I laughed. “Not that kind of dirty—not like he needs a bath. That’s not why she said hygiene. They mean he’s evil.”
“Don’t make fun of my English, little girl.” Swing, swing, swing.
“What does Miss Finn know about your father, anyway?”
“She came to the house.”
“TO DO WHAT?” I slammed one of my hands on each of her knees to keep her still. The way Sofia took her time explaining was driving me crazy. Well, that is one thing that never changed.
“About Mr. Stavros,” she said.
“Mr. Stavros has been dead forever.” By then it had been two years.
“To bring my parents news about his family. Things Mrs. Stavros won’t ask anyone to write for her in a letter.”
The episo
de was still the subject of widespread speculation.

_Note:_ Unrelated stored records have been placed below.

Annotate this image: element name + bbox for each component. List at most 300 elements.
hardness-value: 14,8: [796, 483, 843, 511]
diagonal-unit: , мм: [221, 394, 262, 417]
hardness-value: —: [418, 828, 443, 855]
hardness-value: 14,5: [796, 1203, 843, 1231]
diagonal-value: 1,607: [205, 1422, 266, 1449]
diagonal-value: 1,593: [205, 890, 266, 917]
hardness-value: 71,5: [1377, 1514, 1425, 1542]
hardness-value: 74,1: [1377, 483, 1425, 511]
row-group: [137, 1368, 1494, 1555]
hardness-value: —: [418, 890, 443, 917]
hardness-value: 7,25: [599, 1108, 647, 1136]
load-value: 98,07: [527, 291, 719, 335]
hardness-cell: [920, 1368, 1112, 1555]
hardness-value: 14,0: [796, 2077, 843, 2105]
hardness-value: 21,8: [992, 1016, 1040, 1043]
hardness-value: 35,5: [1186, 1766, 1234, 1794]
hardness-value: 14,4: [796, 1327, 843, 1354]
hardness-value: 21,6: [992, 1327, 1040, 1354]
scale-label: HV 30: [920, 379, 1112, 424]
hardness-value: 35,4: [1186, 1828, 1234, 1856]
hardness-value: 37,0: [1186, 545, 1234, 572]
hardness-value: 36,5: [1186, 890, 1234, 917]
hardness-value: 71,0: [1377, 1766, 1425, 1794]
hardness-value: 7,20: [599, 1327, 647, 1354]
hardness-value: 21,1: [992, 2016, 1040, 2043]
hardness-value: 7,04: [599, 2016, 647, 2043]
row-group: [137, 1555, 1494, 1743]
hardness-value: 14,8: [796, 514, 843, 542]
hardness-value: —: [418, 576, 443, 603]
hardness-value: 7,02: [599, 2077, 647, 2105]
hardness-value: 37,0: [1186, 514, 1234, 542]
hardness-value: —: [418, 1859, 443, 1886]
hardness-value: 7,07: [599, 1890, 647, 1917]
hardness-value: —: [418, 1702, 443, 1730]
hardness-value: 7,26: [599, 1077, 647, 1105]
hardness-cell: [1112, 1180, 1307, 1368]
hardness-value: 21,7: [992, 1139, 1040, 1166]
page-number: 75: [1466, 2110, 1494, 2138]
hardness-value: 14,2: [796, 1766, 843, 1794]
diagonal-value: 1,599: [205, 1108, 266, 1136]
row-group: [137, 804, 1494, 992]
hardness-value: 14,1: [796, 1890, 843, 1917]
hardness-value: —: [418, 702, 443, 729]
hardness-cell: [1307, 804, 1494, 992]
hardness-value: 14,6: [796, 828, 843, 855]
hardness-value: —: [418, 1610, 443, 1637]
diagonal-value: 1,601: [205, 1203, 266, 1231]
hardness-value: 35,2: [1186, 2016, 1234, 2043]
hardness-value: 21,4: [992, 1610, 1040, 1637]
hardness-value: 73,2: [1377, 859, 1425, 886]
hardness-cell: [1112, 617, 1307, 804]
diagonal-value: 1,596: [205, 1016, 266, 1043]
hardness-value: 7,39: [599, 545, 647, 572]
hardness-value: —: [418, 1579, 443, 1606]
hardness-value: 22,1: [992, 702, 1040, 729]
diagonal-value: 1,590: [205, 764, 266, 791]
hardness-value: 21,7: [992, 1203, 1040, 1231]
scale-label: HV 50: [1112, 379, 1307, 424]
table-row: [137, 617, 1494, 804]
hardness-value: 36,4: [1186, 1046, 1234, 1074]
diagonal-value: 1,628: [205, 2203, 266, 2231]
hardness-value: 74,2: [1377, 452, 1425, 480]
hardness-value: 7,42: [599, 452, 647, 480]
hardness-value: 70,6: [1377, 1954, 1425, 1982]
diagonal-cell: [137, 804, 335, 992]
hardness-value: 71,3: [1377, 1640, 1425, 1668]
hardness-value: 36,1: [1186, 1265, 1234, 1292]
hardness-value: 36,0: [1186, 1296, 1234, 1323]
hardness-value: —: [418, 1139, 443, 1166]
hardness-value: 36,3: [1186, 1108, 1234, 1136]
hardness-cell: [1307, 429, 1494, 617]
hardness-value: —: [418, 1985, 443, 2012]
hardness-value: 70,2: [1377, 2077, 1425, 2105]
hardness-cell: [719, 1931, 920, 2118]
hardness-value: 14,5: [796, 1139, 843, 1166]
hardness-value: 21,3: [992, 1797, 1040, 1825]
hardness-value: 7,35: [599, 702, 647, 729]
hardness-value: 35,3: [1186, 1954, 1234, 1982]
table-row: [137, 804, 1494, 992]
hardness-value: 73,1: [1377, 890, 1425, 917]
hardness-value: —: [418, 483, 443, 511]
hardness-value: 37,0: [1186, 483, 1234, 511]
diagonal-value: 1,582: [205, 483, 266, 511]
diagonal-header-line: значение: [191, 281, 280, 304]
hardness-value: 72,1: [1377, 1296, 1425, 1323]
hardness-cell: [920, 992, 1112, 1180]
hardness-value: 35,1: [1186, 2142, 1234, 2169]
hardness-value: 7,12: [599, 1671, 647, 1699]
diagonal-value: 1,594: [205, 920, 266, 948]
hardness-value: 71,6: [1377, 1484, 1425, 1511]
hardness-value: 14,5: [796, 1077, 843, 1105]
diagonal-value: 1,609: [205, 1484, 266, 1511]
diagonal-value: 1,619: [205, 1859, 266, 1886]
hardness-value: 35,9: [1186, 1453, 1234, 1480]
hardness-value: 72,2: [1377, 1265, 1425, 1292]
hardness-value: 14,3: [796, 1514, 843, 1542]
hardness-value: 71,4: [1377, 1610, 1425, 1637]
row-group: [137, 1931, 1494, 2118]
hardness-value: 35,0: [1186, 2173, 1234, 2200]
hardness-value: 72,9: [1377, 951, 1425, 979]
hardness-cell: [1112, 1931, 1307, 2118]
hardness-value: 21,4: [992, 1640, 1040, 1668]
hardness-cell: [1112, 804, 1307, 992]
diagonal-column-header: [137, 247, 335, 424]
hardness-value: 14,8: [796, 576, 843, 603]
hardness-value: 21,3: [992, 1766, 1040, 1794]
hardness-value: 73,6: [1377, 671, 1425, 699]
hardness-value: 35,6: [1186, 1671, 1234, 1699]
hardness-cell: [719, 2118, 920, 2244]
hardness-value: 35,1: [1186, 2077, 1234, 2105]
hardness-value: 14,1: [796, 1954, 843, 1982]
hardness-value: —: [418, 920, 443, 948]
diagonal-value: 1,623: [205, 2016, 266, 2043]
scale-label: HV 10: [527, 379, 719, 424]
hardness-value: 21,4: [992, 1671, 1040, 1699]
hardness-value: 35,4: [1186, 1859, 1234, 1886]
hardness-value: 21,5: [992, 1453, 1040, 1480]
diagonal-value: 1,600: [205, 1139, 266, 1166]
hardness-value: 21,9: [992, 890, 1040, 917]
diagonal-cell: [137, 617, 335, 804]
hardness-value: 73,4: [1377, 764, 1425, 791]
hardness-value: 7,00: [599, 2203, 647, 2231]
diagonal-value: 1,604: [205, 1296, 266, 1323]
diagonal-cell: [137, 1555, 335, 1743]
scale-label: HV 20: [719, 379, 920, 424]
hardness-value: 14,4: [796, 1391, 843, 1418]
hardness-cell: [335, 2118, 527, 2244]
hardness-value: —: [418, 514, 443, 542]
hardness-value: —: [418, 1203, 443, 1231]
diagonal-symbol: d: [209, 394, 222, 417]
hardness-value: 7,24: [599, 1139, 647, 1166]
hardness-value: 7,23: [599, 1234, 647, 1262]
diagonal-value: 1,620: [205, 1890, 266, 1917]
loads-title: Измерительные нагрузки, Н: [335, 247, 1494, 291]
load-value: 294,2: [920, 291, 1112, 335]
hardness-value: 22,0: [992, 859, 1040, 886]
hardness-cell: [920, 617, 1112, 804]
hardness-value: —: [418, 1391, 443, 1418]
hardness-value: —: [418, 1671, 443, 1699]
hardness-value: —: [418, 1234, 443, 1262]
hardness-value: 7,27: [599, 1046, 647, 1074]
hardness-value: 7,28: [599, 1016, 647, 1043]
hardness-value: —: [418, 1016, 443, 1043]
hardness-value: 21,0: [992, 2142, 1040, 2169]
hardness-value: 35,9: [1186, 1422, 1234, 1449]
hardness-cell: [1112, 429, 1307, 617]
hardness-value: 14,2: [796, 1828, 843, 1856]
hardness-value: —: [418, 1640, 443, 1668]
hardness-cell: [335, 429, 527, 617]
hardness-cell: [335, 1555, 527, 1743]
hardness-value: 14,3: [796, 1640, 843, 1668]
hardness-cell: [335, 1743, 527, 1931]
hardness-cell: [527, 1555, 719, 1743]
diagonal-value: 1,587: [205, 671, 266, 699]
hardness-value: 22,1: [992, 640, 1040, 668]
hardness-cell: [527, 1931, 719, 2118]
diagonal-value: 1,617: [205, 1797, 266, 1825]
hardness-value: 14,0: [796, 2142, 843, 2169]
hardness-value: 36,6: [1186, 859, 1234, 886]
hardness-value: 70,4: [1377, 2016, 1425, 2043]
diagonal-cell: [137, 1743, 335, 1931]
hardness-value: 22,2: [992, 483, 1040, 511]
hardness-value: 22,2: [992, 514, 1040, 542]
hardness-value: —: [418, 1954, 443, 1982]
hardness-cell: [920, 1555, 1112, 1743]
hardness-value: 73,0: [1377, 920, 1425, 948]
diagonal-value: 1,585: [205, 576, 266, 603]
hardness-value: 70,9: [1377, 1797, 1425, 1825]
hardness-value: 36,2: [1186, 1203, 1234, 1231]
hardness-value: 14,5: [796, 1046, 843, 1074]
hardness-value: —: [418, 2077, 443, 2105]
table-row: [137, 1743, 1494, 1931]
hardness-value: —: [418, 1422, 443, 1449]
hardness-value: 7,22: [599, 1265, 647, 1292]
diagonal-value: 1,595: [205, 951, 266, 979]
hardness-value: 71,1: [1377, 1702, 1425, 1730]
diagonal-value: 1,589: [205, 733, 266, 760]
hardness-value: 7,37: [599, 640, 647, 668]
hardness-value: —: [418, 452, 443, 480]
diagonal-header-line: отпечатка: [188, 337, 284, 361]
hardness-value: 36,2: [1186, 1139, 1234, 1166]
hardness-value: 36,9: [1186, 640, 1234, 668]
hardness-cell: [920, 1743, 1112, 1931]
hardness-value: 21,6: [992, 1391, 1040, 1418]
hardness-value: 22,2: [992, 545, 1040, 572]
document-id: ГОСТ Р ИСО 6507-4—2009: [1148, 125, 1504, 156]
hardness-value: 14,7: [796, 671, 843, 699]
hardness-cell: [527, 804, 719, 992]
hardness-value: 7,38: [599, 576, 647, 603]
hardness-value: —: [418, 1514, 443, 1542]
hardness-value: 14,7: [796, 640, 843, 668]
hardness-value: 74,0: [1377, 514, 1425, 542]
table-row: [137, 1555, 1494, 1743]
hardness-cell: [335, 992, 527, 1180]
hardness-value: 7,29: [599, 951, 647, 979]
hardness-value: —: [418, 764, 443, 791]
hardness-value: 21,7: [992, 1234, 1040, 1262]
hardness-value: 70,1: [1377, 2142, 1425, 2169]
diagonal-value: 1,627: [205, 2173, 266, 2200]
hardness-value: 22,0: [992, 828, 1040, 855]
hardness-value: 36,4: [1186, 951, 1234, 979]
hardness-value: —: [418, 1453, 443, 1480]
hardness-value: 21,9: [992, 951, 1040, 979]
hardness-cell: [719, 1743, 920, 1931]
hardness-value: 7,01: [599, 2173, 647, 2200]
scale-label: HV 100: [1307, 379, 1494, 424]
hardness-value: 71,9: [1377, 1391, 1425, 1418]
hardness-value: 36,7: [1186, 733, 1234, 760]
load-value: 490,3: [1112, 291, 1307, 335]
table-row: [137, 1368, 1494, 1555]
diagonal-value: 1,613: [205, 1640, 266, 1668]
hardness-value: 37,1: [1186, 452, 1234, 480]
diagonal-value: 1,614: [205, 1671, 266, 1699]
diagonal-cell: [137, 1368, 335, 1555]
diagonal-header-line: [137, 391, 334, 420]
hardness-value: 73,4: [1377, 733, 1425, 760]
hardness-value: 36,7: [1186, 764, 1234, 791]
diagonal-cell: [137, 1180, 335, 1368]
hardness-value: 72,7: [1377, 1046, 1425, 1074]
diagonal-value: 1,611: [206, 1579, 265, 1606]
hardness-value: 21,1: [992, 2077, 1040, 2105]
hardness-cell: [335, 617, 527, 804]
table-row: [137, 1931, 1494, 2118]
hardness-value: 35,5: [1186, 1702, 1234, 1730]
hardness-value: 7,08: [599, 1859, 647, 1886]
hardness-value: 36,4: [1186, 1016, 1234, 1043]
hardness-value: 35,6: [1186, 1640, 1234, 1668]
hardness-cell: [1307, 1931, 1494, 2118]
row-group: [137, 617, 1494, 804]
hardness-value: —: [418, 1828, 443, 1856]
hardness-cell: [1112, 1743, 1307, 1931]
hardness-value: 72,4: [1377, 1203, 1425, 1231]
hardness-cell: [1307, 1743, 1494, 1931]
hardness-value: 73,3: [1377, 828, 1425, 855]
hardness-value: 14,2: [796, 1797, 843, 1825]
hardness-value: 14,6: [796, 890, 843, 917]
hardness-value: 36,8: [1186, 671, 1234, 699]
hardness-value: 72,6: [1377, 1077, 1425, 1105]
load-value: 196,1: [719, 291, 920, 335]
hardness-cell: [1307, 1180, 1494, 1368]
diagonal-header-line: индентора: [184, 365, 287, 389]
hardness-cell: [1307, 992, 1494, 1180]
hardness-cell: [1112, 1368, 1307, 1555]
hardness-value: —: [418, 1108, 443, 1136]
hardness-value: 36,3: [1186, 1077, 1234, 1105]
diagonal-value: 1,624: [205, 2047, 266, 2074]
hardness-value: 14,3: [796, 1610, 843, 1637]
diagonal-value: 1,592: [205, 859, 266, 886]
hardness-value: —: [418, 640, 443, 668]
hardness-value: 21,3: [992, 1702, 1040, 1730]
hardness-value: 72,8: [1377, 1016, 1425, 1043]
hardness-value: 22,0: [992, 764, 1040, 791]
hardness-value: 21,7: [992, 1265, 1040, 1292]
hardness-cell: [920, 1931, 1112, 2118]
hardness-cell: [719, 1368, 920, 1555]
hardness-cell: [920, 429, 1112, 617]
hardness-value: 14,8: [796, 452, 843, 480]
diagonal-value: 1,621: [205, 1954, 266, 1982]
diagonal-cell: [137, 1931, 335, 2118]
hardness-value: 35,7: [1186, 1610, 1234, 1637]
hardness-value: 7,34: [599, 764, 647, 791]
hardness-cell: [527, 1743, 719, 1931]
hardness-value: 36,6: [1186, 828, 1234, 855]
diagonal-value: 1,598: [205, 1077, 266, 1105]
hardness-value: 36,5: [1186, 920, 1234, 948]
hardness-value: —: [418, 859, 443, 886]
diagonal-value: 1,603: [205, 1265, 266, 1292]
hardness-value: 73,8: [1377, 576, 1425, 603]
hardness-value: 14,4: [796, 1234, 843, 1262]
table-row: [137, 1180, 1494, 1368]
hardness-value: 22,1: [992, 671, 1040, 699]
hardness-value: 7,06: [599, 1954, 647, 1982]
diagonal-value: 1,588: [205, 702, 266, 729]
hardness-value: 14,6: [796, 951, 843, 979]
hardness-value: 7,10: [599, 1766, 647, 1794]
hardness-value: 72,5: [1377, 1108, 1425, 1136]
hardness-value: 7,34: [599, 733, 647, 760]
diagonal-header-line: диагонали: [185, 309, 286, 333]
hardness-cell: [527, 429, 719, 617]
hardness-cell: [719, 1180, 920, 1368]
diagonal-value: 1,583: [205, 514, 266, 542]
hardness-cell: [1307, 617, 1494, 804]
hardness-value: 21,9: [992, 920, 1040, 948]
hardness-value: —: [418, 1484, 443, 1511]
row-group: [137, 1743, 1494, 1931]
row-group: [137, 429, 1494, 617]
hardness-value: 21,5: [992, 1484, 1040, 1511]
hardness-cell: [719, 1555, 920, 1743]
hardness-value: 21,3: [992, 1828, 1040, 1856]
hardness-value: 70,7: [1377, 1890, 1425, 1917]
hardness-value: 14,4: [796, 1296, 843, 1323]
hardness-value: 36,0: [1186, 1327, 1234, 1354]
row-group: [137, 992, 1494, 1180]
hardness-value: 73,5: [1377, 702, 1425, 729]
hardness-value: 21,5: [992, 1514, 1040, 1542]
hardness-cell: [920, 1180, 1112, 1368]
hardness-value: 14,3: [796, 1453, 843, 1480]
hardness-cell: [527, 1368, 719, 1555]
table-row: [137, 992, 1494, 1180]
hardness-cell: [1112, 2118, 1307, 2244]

“What’s Mrs. Stavros got to do with us?” I asked. I wondered if this had something to do with Mr. Kostas leaving Barren Shoal, but I could not put the pieces together.
“Miss Finn says Mrs. Stavros still cries all day; she yells at the priest when he comes to see her. Miss Finn says she worries for the children. She says her being in mourning for so long, the way Mrs. Stavros is, is unhealthy. That it’s contagious. That she’s making the children sick.”
“Not that kind of contagious. Not like measles or influenza.”
“I told you, little girl...” she said, wagging a finger at me as a reminder not to tease her. “The children cry all day, too.”
“What did Miss Finn say about Gus Hall?” I asked.
“What...are...you...talking...about?” she asked, pausing after each word. I was not the only one who could sound condescending.
“That’s where you started. Your father listening to the radio.” The sun was setting now; with the dusk came more dampness and biting bugs. It was time to go in.
“Better than what your father listens to, Kimosabe.” In addition to the communists, Mr. Paradissis also tuned into the Lone Ranger. Not my father, who listened to the Yiddish radio shows on WLTH and WEVD. Sometimes he would have us children sit with him, even though we barely understood a word of Yiddish. It hardly mattered when they were playing music and he would take turns dancing with each of us, including Noah. Later on we would listen with him to Roosevelt’s Fireside Chats. And in the darkest hours he would sometimes have us listen to Father Coughlin broadcasting live from his radio pulpit in Detroit about...the international conspiracy of greedy Jewish bankers... filthy, bloodsucking, Christ-killing vermin who eat the feces of swine...Sometimes my father would have Noah or me sit with him. I understand his point now, that it is important to know what people who hate us are thinking, but we were just children. Did we have to know so soon? Did it change anything to know how much people hated us? Did it make us any safer? Was there some purpose in our being defined by someone else’s hate? Is it any surprise that we would define ourselves that way too? What does it mean to be a Jew? Aha! A complicated question with a complicated answer but for this: a Jew is a person who an anti-Semite hates. So I repeat: is there any purpose in this at all?